While we await greater clarity from President Trump and the Republicans regarding key corporation tax, repatriation and trade policies, the US appears to be strengthening naturally ahead of additional stimulus. With inflation under control for now, we believe our interests remain aligned with policymakers while a stronger US economy should prove beneficial to many of our small/mid cap domestically orientated US holdings. Whilst we expect continued volatility tied to policy announcements, we also remain constructive on the broader market believing that as the economy strengthens and bond yields rise (at a controlled pace) equities should benefit – particularly if accompanied by less regulation and lower taxes.
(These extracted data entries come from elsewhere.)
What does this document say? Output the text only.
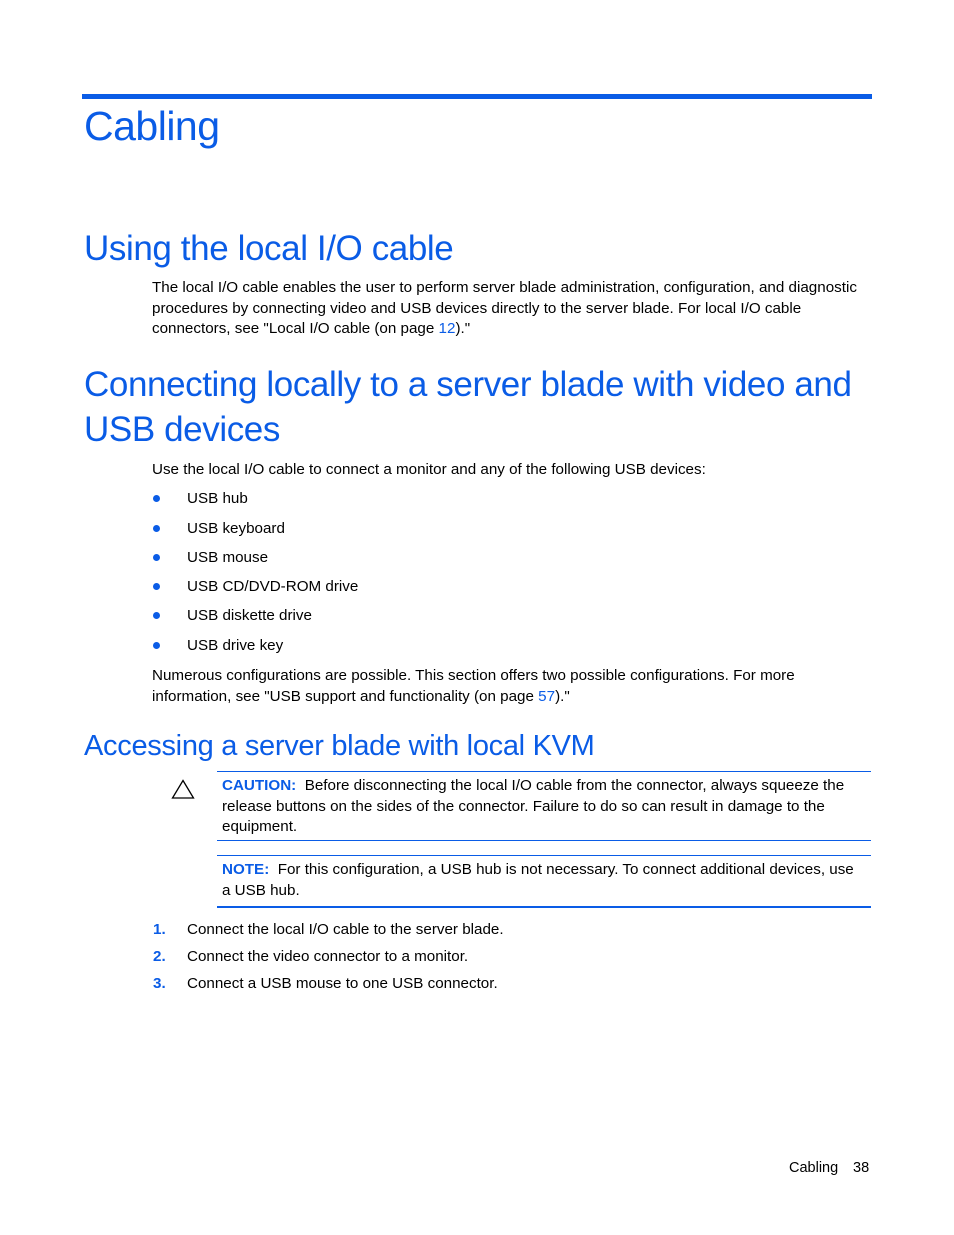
Cabling
Using the local I/O cable

The local I/O cable enables the user to perform server blade administration, configuration, and diagnostic procedures by connecting video and USB devices directly to the server blade. For local I/O cable connectors, see "Local I/O cable (on page 12)."

Connecting locally to a server blade with video and
USB devices

Use the local I/O cable to connect a monitor and any of the following USB devices:

USB hub
USB keyboard
USB mouse
USB CD/DVD-ROM drive
USB diskette drive
USB drive key

Numerous configurations are possible. This section offers two possible configurations. For more information, see "USB support and functionality (on page 57)."

Accessing a server blade with local KVM
CAUTION: Before disconnecting the local I/O cable from the connector, always squeeze the release buttons on the sides of the connector. Failure to do so can result in damage to the equipment.
NOTE: For this configuration, a USB hub is not necessary. To connect additional devices, use a USB hub.
1. Connect the local I/O cable to the server blade.
2. Connect the video connector to a monitor.
3. Connect a USB mouse to one USB connector.
Cabling 38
Against this backdrop – after a two-year period where higher growth stocks have suffered from multiple compression – we believe 2017 could mark a turning point, even if valuations only maintain current levels, allowing the underlying growth of our portfolio to drive absolute and relative returns. It is becoming obvious now that technology is disrupting almost every traditional industry but the advent of artificial intelligence (AI) and machine learning (ML) is only likely to accelerate the pace of technological innovation. This is expanding our addressable market – allowing technology to attack the profit pools of many traditional indices – but along with low levels of stock correlations should provide a significant tailwind for stock pickers. This may be particularly true in technology where market capitalisation weighted indices (on which most ETFs are based) are likely to face a headwind from smartphone maturity and the deflationary impact of cloud computing, now that adoption appears to have inflected.